If you’ve never made a budget before, try reading our article on Budgeting for Beginners. Once created, put your budget somewhere visible like the fridge door to help you stick to it.
Ban unnecessary gifts
Often, we end up swapping gifts with certain people just out of social obligation. It feels a bit pointless if you’re not enjoying the act of gift-giving and receiving back things you don’t need.
Also remember that gift-giving creates an obligation on recipients to give back, whether they can afford it or not. For some, the gift of "not obliging you to buy for me" is actually better.
It might be worth having an honest conversation with people to say that you’re not expecting them to buy you a gift this year and suggesting you just swap cards instead. Make it clear it’s not personal - you’re just trying to be more thoughtful about your spending.
As an alternative, you could try organising a Secret Santa within your family, or group of friends or colleagues. For those who don't know, everyone's name goes into a hat, then you draw out who you're buying for. So you only buy and receive one gift, usually within a spending limit.
These days you don’t even need the hat – an online tool can organise it all for you with a few clicks. One of the slickest is free site Elfster. Just sign up, enter a few details such maximum budget and the date you’ll do the exchange. You can either enter the other people’s emails or cut and paste a sign-up link. You can even set up wishlists so that people end up with a present they love.
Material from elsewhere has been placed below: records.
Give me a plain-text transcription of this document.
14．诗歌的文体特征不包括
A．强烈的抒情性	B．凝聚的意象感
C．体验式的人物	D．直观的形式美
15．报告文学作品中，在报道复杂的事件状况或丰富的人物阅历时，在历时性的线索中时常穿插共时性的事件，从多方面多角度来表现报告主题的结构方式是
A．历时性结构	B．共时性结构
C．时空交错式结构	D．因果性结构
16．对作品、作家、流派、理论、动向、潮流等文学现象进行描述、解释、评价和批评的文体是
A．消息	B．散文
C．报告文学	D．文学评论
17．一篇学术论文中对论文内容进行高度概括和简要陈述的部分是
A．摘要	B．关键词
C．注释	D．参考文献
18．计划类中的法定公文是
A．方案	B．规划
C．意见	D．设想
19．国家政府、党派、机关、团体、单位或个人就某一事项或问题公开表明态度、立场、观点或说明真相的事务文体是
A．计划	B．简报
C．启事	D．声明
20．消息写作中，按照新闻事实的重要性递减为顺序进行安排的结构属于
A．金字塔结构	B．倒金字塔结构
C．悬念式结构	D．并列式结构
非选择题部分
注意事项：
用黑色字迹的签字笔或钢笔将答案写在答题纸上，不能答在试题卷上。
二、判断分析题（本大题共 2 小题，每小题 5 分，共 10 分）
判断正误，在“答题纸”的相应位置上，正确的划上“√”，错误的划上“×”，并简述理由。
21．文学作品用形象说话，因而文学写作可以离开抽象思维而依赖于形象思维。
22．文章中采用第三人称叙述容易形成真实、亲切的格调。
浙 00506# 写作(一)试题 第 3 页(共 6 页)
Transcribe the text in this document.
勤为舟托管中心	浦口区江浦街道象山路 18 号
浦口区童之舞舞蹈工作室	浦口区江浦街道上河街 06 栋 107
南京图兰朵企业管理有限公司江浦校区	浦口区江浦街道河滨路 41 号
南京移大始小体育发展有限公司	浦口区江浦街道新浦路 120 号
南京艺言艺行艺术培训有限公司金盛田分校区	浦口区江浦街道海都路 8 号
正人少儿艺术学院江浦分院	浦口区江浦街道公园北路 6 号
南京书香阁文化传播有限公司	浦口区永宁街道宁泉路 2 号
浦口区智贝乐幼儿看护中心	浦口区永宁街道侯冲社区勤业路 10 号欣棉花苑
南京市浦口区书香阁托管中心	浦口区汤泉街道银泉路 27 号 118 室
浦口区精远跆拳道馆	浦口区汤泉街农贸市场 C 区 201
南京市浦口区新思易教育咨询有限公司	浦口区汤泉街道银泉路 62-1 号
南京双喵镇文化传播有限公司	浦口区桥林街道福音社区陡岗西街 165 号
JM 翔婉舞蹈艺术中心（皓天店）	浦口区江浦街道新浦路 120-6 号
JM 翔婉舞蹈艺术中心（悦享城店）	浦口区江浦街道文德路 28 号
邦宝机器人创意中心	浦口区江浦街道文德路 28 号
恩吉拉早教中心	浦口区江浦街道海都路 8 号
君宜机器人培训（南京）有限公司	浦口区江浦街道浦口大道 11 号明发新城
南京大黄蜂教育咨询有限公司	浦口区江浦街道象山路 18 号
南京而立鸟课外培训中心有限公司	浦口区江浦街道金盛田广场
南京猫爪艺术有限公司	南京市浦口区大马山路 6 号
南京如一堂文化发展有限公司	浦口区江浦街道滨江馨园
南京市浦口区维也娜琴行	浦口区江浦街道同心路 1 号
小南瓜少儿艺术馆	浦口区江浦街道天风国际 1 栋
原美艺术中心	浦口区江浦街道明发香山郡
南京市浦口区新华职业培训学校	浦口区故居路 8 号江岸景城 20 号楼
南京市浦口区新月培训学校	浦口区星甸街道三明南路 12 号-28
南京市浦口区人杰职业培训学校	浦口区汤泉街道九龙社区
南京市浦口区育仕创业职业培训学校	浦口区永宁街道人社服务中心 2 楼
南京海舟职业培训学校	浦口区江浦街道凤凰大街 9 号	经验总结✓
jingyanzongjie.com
Through your employer you may be able to access retail discounts. These allow you to save money on everything from grocery shopping to luxury brands. Many are available as e-vouchers on your mobile phone, making it quick and easy to save while you shop.
Likewise, some employers offer staff the chance to spread the cost of big-ticket items over several months by taking payments directly from your salary. Popular purchases include TVs, phones, gaming systems, tablets and more. Check with your employer to see if they offer this.
If you have presents from last year you’ve never used, there’s no reason not to regift it to a new recipient. If you can’t think of anyone suitable, see if you can sell it on eBay or Facebook Marketplace.
Christmas can be an expensive time of year, but try to be clear with yourself about what you can afford and how to make the best use of your money. After a difficult year, the best gift of all may be just spending time with our loved ones.